Islamedia - Seperti kebiasaan setiap tahunnya, Naglaa Fawzi bersama kedua bocah kecilnya pergi ke mall terdekat untuk belanja pakaian baru buat beridul fitri, menandai hari raya setelah sebulan berpuasa.
Namun harapannya menguap sirna karena kenaikan harga-harga.
"Tingginya harga-harga mengurangi kegembiraan kami di hari Id," kata Naglaa dengan rona bersedih.
Harga-harga barang melonjak tinggi di Mesir selama beberapa bulan terakhir, menyusul kebijakan pemerintah yang mendevaluasi mata uang Mesir terhadap dollar Amerika Serikat. Demikian seperti termuat dalam liputan Anadolu Agency, Rabu (15/7/2015) kemarin.
Menurut Kamar Dagang Kairo, harga-harga sandang mengalami kenaikan antara 20 hingga 30 persen.
"Lonjakan harga-harga itu menyebabkan banyak rumah tangga urung membeli kebutuhan pakaian mereka, dan memilih menunda hingga Agustus mendatang ketika toko-toko menawarkan diskon," tutut Yehia Zananeri, deputi kepala Kamar Dagang bagian pakaian jadi.
Angka inflasi di Mesir terus mengalami tren kenaikan sejak pemerintah Mesir memangkas subsidi energi tahun lalu.
Inflasi tahunan tercatat mencapai 11.5 pereen pada bulan Juni, menurut pejabat badan statistik CAPMAS. Angka itu turun dari bulan Mei, 13,5 persen, tapi masih lebih tinggi daripada bulan April 11 persen.
Pihak Bank Dunia sendiri memperkirakan bahwa angka inflasi Mesir akan bercokol di sekitar 10 persen sepanjang tahun fiskal 2016-2017.
"Saya pergi ke beberapa toko biar dapat baju murah meriah buat anak-anak saya, tapi tidak bisa," kata Kamal Ahmed, ayah tiga orang anak.
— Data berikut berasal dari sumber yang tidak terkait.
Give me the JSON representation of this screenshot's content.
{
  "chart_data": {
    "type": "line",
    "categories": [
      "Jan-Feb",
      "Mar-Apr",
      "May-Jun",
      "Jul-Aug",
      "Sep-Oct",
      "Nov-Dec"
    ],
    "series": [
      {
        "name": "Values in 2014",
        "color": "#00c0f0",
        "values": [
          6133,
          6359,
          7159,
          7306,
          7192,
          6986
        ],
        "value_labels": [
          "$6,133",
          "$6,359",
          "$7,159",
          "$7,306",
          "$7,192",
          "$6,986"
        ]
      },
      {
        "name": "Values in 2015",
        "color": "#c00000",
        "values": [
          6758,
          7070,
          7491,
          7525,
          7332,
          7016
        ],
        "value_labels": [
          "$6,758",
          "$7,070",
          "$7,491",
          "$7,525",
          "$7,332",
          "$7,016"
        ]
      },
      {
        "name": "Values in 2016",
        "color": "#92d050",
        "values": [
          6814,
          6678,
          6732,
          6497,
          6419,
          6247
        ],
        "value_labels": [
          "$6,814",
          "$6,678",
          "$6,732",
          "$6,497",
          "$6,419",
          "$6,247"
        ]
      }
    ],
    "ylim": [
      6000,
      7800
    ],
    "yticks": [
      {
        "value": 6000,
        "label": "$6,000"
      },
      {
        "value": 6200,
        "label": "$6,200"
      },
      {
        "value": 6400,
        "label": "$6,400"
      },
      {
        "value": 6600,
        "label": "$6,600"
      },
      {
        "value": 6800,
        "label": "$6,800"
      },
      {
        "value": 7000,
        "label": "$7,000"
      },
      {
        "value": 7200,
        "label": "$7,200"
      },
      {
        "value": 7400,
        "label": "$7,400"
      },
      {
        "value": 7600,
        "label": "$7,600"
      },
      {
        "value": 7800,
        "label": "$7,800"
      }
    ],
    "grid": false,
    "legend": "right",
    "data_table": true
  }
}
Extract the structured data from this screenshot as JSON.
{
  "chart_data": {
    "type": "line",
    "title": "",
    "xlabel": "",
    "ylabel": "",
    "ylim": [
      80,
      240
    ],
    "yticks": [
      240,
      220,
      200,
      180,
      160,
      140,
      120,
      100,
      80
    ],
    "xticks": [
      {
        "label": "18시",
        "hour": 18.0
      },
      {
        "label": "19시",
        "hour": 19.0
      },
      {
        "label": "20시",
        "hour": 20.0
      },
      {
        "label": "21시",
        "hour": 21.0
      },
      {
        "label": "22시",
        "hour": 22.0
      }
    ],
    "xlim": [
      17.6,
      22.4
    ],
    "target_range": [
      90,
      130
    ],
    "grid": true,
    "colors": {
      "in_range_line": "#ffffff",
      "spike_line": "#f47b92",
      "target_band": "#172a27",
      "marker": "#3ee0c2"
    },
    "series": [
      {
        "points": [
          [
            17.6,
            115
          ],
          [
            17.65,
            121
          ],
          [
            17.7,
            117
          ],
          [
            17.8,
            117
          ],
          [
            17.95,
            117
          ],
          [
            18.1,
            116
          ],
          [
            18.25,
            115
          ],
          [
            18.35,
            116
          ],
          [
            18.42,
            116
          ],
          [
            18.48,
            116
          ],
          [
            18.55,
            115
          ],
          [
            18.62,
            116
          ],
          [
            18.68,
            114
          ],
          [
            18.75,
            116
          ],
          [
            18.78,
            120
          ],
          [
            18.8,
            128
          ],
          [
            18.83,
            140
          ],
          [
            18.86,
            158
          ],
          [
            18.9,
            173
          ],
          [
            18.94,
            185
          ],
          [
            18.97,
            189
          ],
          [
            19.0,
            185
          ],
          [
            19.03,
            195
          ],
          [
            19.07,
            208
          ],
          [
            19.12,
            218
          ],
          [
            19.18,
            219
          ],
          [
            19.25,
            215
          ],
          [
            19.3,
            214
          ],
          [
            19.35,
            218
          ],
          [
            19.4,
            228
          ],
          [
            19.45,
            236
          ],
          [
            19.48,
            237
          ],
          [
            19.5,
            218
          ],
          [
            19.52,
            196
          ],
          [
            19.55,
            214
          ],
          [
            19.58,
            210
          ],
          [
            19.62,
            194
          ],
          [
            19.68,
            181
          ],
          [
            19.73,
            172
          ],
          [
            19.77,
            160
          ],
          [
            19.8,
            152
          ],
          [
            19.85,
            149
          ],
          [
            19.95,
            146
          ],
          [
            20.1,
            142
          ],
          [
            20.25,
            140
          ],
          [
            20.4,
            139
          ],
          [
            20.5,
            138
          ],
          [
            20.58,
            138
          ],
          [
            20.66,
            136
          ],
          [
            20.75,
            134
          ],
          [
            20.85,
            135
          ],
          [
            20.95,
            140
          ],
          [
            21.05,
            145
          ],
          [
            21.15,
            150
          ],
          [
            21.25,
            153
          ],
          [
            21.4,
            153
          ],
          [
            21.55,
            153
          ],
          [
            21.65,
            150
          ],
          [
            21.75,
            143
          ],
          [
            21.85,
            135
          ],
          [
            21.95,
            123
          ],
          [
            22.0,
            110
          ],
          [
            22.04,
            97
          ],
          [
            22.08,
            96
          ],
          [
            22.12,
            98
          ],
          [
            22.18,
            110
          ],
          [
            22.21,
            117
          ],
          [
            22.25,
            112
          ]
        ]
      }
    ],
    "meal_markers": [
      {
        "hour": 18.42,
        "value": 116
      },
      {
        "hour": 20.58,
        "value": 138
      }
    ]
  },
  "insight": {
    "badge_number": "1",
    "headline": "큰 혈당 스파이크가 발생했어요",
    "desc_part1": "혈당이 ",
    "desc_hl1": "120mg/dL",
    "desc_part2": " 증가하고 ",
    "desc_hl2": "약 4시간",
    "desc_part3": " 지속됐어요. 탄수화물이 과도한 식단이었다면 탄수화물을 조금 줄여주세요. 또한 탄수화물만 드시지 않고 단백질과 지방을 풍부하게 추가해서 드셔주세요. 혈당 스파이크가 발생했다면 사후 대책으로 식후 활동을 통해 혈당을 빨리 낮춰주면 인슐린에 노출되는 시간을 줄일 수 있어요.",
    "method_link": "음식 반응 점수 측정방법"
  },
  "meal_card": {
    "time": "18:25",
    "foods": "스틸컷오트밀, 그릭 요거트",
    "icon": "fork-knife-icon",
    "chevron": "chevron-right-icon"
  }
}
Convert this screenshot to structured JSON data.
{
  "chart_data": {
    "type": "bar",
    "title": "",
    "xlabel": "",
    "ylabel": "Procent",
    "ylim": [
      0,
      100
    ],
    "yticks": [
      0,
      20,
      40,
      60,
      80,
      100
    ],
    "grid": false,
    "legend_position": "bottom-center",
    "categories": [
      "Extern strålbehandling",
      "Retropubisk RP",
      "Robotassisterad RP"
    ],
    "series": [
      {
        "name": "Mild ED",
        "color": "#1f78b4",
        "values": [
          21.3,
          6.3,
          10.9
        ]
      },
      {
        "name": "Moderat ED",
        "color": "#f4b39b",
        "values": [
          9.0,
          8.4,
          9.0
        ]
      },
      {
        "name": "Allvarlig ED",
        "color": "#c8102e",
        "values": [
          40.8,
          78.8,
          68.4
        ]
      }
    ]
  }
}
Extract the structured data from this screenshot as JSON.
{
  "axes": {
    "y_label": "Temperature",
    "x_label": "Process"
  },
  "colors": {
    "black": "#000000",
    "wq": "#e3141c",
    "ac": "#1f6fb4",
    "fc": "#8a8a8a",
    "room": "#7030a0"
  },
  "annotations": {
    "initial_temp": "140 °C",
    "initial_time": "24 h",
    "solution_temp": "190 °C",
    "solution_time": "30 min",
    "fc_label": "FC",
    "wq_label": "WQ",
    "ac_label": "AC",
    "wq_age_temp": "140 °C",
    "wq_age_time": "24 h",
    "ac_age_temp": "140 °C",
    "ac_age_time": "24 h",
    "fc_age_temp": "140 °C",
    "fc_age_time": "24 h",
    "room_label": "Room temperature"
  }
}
Didorong tekad demi bisa melukis senyum di wajah ketiga buah hatinya, Ahmed lantas pergi ke pasar rakyat di pusat Kairo memburu baju baru dengan harga yang masih bisa dijangkau.
"Walaupun kualitasnya tidak begitu bagus, baju-baju itu mudahan bisa menggembirakan anak-anak saya," ujar Ahmad.
Perekonomian Mesir terpukul keras selama empat tahun pergolakan politik sejak 2011 ketika kekuatan rakyat menggulingkan diktator Husni Mubarak dari singgasana kekuasaannya.
Mesir sendiri sebenarnya telah menerima bantuan miliaran dolar dari sekutu negara-negara Teluk, sejak militer Mesir mengkudeta presiden terpilih secara demokratis Muhamad Mursi pada tahun 2013.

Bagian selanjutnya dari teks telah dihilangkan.